Alors n’hésites pas à t’inspirer des Grands Mystères : si cela s’accorde avec tes convictions ou de tes tolérances, mange un rôti de porc ou une tourte à la viande. Accompagne tout ça de céréales, de légumes d’automne (on n’en a pas parlé, mais c’est toujours bon pour le transit) et d’un petit lait à la menthe. Festoie avec des gens de confiance, qui partagent ou sont ouverts à tes expériences, et n’oublie pas de poser un autel éphémère au milieu de la table, en l’honneur du cycle de la vie et de la mort qui nous permet de nous nourrir, et de vivre. Souviens toi qu’à ton tour, tu mourras et que ta mort servira à perpétuer le cycle.

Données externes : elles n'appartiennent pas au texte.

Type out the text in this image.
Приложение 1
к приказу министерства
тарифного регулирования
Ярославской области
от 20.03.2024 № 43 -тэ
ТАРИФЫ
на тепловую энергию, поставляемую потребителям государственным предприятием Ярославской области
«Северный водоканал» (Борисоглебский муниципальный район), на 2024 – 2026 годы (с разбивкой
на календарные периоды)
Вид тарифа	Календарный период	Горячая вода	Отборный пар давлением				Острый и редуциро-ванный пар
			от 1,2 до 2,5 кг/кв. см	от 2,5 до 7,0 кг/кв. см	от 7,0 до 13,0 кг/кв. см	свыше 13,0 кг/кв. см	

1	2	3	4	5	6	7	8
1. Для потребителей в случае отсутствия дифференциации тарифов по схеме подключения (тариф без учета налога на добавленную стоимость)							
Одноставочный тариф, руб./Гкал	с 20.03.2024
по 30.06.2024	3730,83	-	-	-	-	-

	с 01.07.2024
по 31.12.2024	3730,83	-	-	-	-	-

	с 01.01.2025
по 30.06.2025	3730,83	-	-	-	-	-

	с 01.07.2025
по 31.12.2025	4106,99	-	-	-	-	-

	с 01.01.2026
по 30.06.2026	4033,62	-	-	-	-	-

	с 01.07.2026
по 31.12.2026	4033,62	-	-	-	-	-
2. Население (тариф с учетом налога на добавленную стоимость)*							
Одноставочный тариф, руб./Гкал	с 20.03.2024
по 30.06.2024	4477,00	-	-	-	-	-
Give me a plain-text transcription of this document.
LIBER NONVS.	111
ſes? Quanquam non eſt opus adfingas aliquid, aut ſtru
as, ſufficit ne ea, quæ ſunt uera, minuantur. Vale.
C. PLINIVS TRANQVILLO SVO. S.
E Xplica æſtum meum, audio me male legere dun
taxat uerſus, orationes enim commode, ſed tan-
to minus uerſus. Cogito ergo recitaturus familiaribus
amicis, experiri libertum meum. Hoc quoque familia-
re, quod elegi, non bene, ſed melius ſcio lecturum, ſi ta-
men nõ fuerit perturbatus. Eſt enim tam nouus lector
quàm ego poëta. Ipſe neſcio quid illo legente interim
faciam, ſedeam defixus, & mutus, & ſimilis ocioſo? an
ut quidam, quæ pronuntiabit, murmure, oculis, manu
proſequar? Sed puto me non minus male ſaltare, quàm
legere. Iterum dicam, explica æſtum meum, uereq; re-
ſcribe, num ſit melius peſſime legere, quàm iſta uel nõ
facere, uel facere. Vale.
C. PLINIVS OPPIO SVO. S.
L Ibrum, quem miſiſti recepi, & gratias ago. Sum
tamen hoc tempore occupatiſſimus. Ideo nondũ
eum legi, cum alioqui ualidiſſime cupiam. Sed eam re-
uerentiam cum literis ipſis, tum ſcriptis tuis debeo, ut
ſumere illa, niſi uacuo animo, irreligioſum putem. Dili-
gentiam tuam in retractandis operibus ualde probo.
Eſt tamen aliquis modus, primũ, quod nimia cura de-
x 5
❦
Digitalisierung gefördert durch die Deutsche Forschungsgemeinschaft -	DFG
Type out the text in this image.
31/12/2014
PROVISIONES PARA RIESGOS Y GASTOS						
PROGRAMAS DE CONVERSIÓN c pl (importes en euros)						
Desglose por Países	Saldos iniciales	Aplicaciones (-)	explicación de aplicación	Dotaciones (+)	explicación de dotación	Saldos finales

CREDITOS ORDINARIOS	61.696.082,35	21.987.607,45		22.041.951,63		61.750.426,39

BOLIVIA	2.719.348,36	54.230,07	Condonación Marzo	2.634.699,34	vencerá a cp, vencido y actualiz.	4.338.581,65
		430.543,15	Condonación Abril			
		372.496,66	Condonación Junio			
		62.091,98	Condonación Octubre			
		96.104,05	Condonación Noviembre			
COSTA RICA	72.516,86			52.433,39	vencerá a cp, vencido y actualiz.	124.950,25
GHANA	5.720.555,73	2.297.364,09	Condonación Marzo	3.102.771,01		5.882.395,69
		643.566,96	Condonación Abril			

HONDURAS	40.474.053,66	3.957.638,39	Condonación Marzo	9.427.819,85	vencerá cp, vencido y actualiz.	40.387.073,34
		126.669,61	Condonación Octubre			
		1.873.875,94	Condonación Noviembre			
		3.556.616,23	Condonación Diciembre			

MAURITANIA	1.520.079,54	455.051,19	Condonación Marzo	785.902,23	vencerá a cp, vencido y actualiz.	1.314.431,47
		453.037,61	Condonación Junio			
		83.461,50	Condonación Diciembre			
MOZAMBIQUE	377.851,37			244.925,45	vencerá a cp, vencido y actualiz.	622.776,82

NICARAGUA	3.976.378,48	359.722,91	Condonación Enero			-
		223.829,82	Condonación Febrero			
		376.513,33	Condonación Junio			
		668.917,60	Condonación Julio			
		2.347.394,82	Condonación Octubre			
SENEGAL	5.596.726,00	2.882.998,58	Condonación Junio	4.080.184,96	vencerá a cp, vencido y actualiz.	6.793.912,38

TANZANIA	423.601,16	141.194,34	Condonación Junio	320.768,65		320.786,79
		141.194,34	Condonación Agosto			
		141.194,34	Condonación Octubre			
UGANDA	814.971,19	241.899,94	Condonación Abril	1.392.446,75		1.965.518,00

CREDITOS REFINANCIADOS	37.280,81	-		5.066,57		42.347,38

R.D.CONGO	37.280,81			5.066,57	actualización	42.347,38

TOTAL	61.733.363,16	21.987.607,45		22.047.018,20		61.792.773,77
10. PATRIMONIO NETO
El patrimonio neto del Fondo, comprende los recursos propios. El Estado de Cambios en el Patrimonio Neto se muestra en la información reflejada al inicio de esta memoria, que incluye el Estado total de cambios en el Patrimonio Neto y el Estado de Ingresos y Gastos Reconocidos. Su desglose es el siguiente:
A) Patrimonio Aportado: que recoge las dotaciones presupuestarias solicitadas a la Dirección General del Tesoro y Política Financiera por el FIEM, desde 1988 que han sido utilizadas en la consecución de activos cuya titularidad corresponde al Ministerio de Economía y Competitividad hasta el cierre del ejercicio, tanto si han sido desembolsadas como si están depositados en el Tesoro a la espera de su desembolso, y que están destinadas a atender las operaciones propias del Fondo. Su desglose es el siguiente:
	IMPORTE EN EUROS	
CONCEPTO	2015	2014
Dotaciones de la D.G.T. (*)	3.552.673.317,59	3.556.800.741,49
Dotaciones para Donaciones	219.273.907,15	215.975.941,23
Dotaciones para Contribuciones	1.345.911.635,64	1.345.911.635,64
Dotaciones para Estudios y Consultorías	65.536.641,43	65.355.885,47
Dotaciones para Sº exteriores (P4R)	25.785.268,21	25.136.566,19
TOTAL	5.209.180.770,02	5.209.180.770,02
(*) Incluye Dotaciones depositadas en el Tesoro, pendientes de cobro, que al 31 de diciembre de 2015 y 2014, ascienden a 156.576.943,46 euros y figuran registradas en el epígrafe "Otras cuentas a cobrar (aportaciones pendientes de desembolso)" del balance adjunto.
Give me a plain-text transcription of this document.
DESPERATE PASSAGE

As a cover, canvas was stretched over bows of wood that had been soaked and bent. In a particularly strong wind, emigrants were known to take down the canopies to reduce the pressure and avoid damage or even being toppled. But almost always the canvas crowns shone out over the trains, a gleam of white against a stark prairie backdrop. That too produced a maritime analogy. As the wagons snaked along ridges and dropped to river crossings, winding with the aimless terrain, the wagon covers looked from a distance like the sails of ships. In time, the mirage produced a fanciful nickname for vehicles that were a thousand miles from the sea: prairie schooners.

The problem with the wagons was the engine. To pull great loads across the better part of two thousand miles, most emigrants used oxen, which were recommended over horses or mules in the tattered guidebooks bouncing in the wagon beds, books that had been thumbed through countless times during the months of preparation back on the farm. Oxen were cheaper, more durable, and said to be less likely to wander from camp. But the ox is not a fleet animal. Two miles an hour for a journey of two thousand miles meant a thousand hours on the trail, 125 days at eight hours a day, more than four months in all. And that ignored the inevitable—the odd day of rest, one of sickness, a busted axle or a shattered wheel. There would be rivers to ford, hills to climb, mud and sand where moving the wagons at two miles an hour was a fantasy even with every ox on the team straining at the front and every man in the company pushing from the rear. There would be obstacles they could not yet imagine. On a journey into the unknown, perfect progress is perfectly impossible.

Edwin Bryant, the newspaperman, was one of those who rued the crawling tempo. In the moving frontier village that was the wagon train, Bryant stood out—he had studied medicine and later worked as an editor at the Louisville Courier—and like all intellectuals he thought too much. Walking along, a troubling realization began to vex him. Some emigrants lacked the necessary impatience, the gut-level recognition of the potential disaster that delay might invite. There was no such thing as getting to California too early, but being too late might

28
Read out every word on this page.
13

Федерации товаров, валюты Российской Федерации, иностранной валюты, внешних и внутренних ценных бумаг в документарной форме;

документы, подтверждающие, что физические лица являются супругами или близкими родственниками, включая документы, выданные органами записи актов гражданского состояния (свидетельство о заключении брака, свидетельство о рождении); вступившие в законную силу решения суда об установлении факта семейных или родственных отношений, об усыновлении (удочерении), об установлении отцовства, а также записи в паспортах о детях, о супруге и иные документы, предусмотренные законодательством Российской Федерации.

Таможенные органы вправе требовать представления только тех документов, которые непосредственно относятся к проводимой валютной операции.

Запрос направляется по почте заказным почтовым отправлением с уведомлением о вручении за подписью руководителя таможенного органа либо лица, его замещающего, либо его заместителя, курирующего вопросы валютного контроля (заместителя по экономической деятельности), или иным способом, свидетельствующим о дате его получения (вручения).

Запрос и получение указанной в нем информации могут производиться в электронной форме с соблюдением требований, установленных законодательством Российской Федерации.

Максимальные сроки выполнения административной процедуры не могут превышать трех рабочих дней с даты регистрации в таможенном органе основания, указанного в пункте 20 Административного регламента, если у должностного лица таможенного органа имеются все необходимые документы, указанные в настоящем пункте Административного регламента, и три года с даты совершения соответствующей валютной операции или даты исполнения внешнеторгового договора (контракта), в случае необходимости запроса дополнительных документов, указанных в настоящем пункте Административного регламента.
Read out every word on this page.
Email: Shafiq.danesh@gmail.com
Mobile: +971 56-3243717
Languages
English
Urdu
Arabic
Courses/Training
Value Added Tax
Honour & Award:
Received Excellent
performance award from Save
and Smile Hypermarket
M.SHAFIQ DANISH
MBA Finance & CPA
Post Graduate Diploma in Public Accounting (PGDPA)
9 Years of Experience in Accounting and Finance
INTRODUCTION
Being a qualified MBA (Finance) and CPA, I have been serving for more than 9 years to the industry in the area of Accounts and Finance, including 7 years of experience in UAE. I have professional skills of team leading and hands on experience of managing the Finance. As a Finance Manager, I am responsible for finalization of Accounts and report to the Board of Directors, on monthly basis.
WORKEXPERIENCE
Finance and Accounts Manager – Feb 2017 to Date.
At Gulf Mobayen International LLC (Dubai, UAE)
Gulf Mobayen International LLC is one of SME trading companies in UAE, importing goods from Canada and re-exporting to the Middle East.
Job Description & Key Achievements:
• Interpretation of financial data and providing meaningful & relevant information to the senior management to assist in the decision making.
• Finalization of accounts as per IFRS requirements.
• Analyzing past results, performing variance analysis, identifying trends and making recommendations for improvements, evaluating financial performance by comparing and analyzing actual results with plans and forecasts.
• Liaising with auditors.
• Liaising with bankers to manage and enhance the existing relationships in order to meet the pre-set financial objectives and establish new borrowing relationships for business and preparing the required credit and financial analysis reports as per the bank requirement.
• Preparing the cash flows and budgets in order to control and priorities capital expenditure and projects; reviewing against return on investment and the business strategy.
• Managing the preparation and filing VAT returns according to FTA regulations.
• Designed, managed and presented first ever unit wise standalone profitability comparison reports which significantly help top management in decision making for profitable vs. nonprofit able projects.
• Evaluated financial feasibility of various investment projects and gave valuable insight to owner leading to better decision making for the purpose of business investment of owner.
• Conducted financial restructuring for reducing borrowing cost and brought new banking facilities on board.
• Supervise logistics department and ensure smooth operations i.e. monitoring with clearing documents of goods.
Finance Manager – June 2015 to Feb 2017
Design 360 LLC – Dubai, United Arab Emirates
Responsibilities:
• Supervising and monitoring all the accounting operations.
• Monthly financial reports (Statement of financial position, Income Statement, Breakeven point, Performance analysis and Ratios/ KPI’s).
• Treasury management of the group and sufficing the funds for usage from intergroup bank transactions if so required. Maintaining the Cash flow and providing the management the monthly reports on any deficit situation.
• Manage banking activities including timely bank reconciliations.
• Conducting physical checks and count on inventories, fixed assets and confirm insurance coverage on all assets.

Les initiés des Mystères d’Éleusis apprenaient à ne plus craindre la mort : ils s’assuraient d’être bien accueillis aux Enfers, et plus tard, d’avoir une réincarnation agréable. Aujourd’hui, on peut manger et festoyer en se disant que la meilleure suite à notre trépas, c’est au moins la certitude que nos atomes trouveront d’autres corps physiques à construire, comme ceux que l’on ingère nous permettent de fabriquer notre chair et nos os. Peut-être que l’initiation d’Éleusis, aujourd’hui, et au delà de toute considération concernant l’âme et ses éventuelles transmigrations, c’est que rien ne se perd, rien ne se crée, mais tout se transforme cycliquement, et que c’est bien ainsi.